Mais comment pourraient-ils se déplacer avec des nageoires ? Comme je l'ai dit, ils appartiennent au groupe des organismes à nageoires charnues. Leur membre est attaché sur la ceinture scapulaire (c'est là où nos bras s'attachent) par un seul os : on dit que le membre est monobasal. Une structure similaire à celle des membres des Tétrapodes (le groupe auquel nous appartenons !). Bref, tout ça pour dire que nous sommes très apparentés aux Dipneustes !

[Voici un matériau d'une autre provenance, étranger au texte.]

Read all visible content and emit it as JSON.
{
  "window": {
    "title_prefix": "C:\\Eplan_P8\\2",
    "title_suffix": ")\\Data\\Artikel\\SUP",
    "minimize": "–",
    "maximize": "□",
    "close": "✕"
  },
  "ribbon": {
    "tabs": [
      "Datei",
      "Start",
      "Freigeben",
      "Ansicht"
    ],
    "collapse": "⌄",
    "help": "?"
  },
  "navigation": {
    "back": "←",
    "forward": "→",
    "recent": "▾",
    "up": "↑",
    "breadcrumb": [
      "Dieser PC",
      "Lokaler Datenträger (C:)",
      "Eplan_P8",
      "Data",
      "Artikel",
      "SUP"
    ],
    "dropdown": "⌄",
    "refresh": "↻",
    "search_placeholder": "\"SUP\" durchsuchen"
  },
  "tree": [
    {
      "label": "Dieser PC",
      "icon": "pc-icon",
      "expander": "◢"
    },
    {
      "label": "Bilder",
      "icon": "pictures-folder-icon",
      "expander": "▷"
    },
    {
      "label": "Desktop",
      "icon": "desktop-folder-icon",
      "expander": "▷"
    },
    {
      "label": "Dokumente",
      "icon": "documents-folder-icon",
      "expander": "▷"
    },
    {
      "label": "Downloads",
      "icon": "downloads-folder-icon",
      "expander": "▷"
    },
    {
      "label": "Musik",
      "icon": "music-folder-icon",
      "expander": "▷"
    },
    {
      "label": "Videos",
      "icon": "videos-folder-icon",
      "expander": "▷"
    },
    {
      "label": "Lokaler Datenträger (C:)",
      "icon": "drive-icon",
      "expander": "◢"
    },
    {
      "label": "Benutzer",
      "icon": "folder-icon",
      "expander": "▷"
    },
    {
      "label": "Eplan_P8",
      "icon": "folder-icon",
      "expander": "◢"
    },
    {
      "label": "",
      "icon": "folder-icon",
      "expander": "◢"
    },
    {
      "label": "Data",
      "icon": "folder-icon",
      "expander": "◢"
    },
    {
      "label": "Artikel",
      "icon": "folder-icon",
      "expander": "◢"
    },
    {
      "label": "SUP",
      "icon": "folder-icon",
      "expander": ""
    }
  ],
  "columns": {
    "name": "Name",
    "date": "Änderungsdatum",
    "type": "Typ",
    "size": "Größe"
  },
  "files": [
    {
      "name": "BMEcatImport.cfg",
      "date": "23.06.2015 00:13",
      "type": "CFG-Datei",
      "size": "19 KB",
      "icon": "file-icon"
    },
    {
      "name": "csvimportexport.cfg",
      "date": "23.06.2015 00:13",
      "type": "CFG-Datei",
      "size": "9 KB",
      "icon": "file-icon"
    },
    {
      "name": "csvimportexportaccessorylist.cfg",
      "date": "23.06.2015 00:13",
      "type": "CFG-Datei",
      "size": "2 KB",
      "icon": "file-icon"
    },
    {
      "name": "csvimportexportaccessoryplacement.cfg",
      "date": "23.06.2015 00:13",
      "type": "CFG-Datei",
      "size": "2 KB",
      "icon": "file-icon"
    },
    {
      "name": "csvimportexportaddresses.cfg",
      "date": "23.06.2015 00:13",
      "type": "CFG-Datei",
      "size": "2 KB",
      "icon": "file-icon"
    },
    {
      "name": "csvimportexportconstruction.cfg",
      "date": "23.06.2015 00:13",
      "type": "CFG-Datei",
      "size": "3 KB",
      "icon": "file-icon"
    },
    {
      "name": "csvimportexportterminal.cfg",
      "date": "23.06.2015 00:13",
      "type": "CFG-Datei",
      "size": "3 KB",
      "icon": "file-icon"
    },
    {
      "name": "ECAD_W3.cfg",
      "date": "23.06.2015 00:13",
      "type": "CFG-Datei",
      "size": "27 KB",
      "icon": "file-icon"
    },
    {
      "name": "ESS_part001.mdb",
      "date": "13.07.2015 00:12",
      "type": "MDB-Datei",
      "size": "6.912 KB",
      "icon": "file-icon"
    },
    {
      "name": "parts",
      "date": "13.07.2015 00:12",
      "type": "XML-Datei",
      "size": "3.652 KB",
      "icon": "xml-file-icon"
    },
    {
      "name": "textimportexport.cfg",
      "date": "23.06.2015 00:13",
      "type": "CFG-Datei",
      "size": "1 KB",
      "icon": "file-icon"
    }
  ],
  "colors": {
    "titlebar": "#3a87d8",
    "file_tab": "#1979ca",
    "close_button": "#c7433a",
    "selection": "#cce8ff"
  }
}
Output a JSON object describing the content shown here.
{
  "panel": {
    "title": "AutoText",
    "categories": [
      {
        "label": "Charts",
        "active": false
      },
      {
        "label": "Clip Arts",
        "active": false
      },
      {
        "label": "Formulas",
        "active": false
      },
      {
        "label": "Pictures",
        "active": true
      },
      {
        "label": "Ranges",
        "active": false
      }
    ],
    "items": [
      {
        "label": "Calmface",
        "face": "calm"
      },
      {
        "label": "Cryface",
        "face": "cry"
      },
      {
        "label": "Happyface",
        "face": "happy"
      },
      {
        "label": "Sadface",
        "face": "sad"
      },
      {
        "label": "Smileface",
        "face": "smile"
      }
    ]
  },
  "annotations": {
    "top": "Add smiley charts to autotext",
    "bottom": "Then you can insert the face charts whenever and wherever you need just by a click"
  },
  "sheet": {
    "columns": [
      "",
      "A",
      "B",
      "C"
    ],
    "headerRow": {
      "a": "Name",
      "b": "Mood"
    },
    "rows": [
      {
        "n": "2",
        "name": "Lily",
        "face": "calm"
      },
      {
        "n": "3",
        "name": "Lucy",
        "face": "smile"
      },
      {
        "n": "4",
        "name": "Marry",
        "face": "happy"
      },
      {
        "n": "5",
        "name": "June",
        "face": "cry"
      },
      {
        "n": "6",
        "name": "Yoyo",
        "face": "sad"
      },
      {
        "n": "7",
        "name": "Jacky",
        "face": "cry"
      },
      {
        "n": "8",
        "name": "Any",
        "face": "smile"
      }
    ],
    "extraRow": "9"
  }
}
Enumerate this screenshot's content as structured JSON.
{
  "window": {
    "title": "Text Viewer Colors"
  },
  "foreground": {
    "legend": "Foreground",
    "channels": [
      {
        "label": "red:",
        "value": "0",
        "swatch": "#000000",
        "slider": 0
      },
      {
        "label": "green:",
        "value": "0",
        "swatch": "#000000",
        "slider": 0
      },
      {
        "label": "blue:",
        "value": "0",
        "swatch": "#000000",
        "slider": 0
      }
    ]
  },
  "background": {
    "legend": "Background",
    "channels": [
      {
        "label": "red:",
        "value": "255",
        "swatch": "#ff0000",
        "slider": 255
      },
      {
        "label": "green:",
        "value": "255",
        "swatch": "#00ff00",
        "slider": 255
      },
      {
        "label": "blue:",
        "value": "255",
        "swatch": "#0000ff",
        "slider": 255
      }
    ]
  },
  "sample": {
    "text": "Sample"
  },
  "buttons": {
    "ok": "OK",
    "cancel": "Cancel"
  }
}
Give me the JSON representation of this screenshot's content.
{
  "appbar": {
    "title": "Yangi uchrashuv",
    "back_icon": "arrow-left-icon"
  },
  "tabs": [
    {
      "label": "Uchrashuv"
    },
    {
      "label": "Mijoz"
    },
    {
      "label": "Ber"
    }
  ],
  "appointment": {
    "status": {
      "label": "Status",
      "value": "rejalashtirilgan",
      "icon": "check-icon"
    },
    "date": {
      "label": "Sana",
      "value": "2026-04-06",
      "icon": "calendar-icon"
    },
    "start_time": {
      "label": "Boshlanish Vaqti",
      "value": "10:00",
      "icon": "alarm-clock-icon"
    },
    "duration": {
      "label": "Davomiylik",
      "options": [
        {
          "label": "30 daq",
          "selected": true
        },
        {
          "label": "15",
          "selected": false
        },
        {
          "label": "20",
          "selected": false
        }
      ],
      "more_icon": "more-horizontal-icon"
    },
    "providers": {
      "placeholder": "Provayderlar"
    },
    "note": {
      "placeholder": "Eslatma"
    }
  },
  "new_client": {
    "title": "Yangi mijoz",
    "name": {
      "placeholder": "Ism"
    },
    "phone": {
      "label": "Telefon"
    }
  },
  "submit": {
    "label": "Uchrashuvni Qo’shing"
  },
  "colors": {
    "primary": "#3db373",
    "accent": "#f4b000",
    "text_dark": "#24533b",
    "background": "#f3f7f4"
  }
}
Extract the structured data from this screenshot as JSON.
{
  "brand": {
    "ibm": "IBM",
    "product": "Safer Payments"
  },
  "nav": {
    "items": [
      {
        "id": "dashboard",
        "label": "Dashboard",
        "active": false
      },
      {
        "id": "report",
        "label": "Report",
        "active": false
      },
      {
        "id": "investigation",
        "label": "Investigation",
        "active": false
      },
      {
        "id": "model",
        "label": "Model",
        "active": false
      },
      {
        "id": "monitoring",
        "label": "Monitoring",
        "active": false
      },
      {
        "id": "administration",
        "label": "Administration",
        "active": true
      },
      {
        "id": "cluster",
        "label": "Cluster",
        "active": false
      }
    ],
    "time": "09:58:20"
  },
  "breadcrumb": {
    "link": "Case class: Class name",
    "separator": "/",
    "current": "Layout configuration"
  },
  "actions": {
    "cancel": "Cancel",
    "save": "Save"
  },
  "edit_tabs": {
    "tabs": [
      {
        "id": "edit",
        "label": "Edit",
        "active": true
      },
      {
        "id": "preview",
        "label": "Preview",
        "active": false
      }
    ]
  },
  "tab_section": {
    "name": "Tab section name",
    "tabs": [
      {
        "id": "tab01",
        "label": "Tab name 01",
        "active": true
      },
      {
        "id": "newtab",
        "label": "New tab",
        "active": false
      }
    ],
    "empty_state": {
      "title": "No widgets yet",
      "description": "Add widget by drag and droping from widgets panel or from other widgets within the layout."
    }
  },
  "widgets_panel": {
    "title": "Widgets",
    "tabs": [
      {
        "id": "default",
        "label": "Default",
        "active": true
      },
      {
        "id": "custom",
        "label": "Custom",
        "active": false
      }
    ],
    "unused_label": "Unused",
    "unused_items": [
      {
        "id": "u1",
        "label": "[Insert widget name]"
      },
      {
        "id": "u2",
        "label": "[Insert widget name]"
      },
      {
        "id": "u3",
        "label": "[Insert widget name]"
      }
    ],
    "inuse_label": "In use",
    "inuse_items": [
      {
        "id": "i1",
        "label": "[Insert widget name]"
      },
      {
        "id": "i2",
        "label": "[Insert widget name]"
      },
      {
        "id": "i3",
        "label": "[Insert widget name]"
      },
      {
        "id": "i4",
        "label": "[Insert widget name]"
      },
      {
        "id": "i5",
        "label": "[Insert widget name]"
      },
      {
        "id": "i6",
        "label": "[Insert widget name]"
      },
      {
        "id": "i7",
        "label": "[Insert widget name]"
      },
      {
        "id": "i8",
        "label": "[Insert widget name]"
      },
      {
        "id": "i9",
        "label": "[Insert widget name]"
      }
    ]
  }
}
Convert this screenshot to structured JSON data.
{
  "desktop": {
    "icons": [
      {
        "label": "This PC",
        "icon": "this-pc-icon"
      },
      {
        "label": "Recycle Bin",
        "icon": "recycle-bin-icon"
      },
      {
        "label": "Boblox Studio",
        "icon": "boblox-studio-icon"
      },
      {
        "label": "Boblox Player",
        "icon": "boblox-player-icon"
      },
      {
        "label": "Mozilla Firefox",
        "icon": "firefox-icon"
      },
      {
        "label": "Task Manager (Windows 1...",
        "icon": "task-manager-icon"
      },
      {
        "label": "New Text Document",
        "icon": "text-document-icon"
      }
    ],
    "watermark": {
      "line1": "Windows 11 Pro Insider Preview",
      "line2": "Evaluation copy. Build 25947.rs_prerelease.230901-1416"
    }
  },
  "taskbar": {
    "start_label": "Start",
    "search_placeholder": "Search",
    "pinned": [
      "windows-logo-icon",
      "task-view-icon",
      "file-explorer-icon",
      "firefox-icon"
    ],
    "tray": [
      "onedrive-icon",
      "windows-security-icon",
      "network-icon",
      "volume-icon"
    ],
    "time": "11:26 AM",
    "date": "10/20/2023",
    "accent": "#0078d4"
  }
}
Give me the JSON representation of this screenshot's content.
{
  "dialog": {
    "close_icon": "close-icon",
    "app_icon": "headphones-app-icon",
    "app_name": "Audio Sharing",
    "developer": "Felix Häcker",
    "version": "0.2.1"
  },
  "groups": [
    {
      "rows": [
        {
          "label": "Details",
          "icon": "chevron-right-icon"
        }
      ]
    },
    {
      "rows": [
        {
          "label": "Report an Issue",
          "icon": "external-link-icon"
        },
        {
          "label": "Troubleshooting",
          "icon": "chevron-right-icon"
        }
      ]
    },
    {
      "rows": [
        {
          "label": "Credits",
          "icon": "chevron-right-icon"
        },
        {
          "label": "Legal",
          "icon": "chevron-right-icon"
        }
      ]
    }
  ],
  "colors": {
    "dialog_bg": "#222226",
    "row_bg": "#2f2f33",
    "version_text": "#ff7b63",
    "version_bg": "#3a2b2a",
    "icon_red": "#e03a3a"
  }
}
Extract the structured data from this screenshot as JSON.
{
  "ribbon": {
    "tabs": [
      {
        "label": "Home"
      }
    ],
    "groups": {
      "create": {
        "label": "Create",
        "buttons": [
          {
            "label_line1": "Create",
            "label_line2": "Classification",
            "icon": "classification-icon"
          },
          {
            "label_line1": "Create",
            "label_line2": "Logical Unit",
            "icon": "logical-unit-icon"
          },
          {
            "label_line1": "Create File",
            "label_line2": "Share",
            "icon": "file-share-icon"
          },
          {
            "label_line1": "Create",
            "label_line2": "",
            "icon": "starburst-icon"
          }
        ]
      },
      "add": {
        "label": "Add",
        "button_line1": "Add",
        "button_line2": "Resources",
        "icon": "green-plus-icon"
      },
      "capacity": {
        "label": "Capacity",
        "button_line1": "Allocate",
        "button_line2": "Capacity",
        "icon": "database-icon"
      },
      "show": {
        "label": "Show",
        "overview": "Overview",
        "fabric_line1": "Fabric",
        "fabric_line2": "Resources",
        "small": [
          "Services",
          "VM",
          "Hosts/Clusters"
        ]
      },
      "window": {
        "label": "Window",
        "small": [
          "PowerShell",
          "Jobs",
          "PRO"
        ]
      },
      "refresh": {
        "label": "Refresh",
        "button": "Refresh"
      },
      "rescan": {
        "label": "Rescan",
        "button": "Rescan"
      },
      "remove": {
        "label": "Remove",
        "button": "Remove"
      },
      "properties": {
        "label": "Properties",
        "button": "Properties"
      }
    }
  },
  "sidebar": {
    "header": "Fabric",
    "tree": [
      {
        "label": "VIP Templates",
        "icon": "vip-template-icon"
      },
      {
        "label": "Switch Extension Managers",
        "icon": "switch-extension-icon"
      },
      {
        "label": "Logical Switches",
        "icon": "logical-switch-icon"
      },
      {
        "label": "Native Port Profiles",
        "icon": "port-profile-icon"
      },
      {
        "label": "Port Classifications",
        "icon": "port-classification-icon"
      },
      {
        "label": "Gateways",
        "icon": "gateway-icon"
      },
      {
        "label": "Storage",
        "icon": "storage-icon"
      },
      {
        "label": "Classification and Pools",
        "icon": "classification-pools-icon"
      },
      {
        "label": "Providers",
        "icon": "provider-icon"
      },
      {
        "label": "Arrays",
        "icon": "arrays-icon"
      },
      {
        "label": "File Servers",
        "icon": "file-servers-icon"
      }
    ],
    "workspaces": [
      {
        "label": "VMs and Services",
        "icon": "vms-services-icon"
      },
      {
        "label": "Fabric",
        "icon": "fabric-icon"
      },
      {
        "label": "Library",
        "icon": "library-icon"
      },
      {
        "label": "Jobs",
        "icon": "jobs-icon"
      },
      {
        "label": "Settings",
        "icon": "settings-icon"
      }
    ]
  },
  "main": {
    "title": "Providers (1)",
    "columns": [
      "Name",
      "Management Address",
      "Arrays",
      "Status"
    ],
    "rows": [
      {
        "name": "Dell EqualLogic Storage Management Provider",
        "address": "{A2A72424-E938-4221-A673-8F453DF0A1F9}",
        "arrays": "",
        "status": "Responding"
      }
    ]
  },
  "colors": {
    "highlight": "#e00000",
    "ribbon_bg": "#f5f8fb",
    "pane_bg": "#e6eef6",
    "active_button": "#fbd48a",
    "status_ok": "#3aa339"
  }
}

3) L'axolotl (Ambystoma mexicanum)
Sous-Embranchement : Vertébré
Classe : Amphibien
Ordre : Urodèle

Du même groupe que celui des salamandres ou des tritons, l'axolotl reflète le parfait exemple d'adaptation au milieu de vie cavernicole. L'absence de lumière explique la dépigmentation de la peau chez certains individus (due à une absence de mélanine). Il existe d'ailleurs plusieurs formes d'axolotls dont la plus connue est leucistique (corps blanc et yeux noirs). Leurs branchies sont aussi surprenantes ! Elles sont très allongées afin de maximiser la surface d'échanges gazeux. En fait, l'axolotl passe toute sa vie à l'état larvaire (phénomène de néoténie), chez les autres urodèles, les adultes perdent leurs branchies.
Ensuite, ce qui a rendu cet animal célèbre dans notre société est sa capacité de régénération d'un membre amputé ! Si vous lui coupez une patte, une nouvelle se formera en quelques semaines ! Ce phénomène hors du commun est étudié minutieusement par les scientifiques dans le domaine médicinal, afin de tenter de régénérer les cellules d'un membre amputé humain ! 
Juste après l'ablation d'un organe, une épithélium lésionnel se forme au niveau de la coupure afin de protéger un amas de cellules indifférenciées (c'est-à-dire qui n'ont toujours pas de fonction, elles pourraient très bien être cerveau comme patte !) qu'on appelle bourgeon. Puis une étape de dédifférenciation se déroule pendant laquelle des fibroblastes (type de cellules) entraînent la régénération de plusieurs autres cellules. Celles-ci se divisent abondamment et retrouvent leurs rôles initiaux. Au bout de quelques semaine, le nouvel organe est formé ! Finalement, l'axolotl porte bien son nom : le "monstre des eaux" !



2) Les tardigrades

Infra-règne : Protostomien
Super-Embranchement : Ecdysozoaire
Embranchement : Tardigrada

Il y a eu tellement de publications folles sur les tardigrades, encore surnommés "oursons d'eau". On a bien raison de s'extasier devant ces petites bêtes tellement badass ! Ce sont des animaux extrêmophiles, comprenez qu'ils fréquentent des habitats aux conditions de vie rudement beaucoup amplement prodigieusement extraordinairement extrêmes. Je vais donc vous citer tous les facteurs, intolérables pour bon nombre d'organismes vivants sur Terre, auxquels résistent nos amis les indestructibles tardigrades. Ils peuvent en effet survivre à des températures très froides (-200°C), à la sécheresse, au manque de dioxygène, à des hautes pressions (comparables à celles de l'espace !), aux toxines. Ils peuvent même affronter les radiations ! Evidemment, chacune des 1000 espèces de tardigrades connues à ce jour tolèrent des environnements donc des contraintes différentes. Chacun a adopté des stratégies leur permettant d'affronter ces conditions extrêmes. Bref, une légende raconte que le tardigrade serait plus puissant que Dieu ! 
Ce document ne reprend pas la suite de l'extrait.